Retour des exilés au Burkina Faso : la justice conditionne l’accueil

Dans une prise de parole officielle marquant une inflexion politique notable, le capitaine Ibrahim Traoré, président de la transition burkinabè, a clarifié la position de l’État vis-à-vis des citoyens en exil. Le message est explicite : la nation reste ouverte à tous ses enfants, mais la tolérance zéro face à l’impunité demeure la règle.

Une main tendue assortie d’exigences juridiques

Le chef de l’État s’est déclaré disposé à accueillir les Burkinabè établis à l’étranger, y compris ceux ayant quitté le pays en raison d’éventuelles responsabilités dans des affaires répréhensibles ou des dossiers sensibles. Cette ouverture, toutefois, est subordonnée à une condition intangible : le respect scrupuleux des procédures judiciaires en cours ou à venir.

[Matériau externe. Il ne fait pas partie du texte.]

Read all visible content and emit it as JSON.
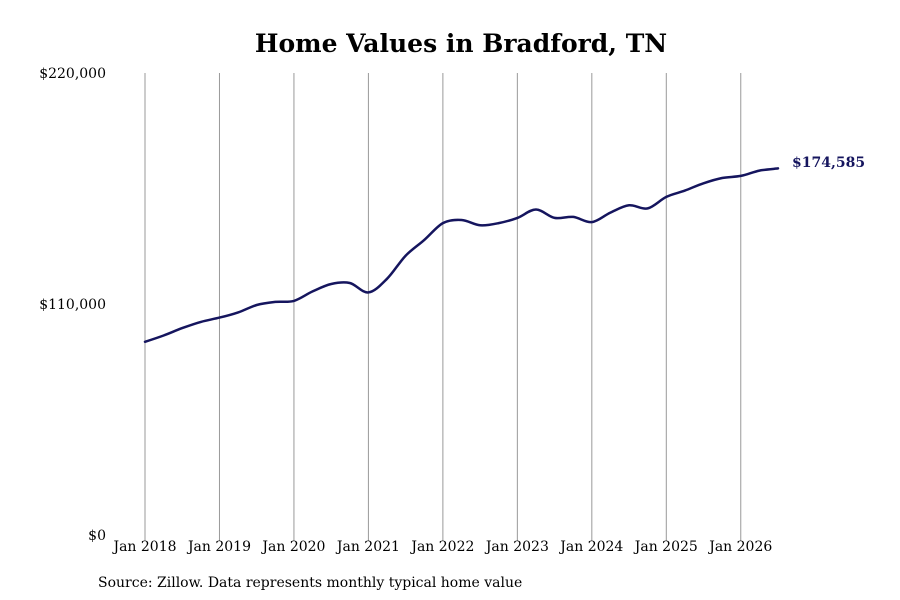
{
  "chart_data": {
    "type": "line",
    "title": "Home Values in Bradford, TN",
    "source": "Source: Zillow. Data represents monthly typical home value",
    "line_color": "#15155e",
    "grid_color": "#999999",
    "grid": "vertical",
    "ylim": [
      0,
      220000
    ],
    "yticks": [
      {
        "value": 0,
        "label": "$0"
      },
      {
        "value": 110000,
        "label": "$110,000"
      },
      {
        "value": 220000,
        "label": "$220,000"
      }
    ],
    "xlim": [
      "2018-01",
      "2026-07"
    ],
    "xticks": [
      {
        "value": "2018-01",
        "label": "Jan 2018"
      },
      {
        "value": "2019-01",
        "label": "Jan 2019"
      },
      {
        "value": "2020-01",
        "label": "Jan 2020"
      },
      {
        "value": "2021-01",
        "label": "Jan 2021"
      },
      {
        "value": "2022-01",
        "label": "Jan 2022"
      },
      {
        "value": "2023-01",
        "label": "Jan 2023"
      },
      {
        "value": "2024-01",
        "label": "Jan 2024"
      },
      {
        "value": "2025-01",
        "label": "Jan 2025"
      },
      {
        "value": "2026-01",
        "label": "Jan 2026"
      }
    ],
    "end_label": "$174,585",
    "series": [
      {
        "x": [
          "2018-01",
          "2018-04",
          "2018-07",
          "2018-10",
          "2019-01",
          "2019-04",
          "2019-07",
          "2019-10",
          "2020-01",
          "2020-04",
          "2020-07",
          "2020-10",
          "2021-01",
          "2021-04",
          "2021-07",
          "2021-10",
          "2022-01",
          "2022-04",
          "2022-07",
          "2022-10",
          "2023-01",
          "2023-04",
          "2023-07",
          "2023-10",
          "2024-01",
          "2024-04",
          "2024-07",
          "2024-10",
          "2025-01",
          "2025-04",
          "2025-07",
          "2025-10",
          "2026-01",
          "2026-04",
          "2026-07"
        ],
        "values": [
          92000,
          95000,
          98500,
          101500,
          103500,
          106000,
          109500,
          111000,
          111500,
          116000,
          119500,
          120000,
          115500,
          122000,
          133000,
          140500,
          148500,
          150000,
          147500,
          148500,
          151000,
          155000,
          151000,
          151500,
          149000,
          153500,
          157000,
          155500,
          161000,
          164000,
          167500,
          170000,
          171000,
          173500,
          174585
        ]
      }
    ]
  }
}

La justice, gardienne de l’État de droit

Ibrahim Traoré a tenu à dissiper toute confusion sur le rôle de l’exécutif dans les affaires judiciaires. Le retour volontaire d’un exilé sur le sol national ne saurait équivaloir à une amnistie automatique ni à une suspension des poursuites.

« Le fait de revenir ne vous soustrait pas à l’obligation de répondre devant la justice », a-t-on fait savoir au sommet de l’État.

Le président de la transition a réaffirmé solennellement son attachement au principe de séparation des pouvoirs, en précisant qu’aucune instruction ne serait donnée au système judiciaire pour entraver, annuler ou abandonner les charges retenues contre quiconque.

Cohésion nationale et rigueur républicaine

Cette position des autorités de transition s’inscrit dans une double logique :

  • Promouvoir la cohésion nationale en n’excluant aucun citoyen du territoire et en autorisant ceux qui le souhaitent à revenir.
  • Renforcer l’État de droit en rappelant que la loi s’applique uniformément à tous, indépendamment du statut ou de l’itinéraire politique et social.

Pour les analystes de la vie politique burkinabè, cette clarification officielle replace la responsabilité entre les mains des exilés. Ceux qui choisiront de rentrer devront assumer leurs actes passés devant les tribunaux compétents, dans le cadre d’un processus que le gouvernement promet indépendant.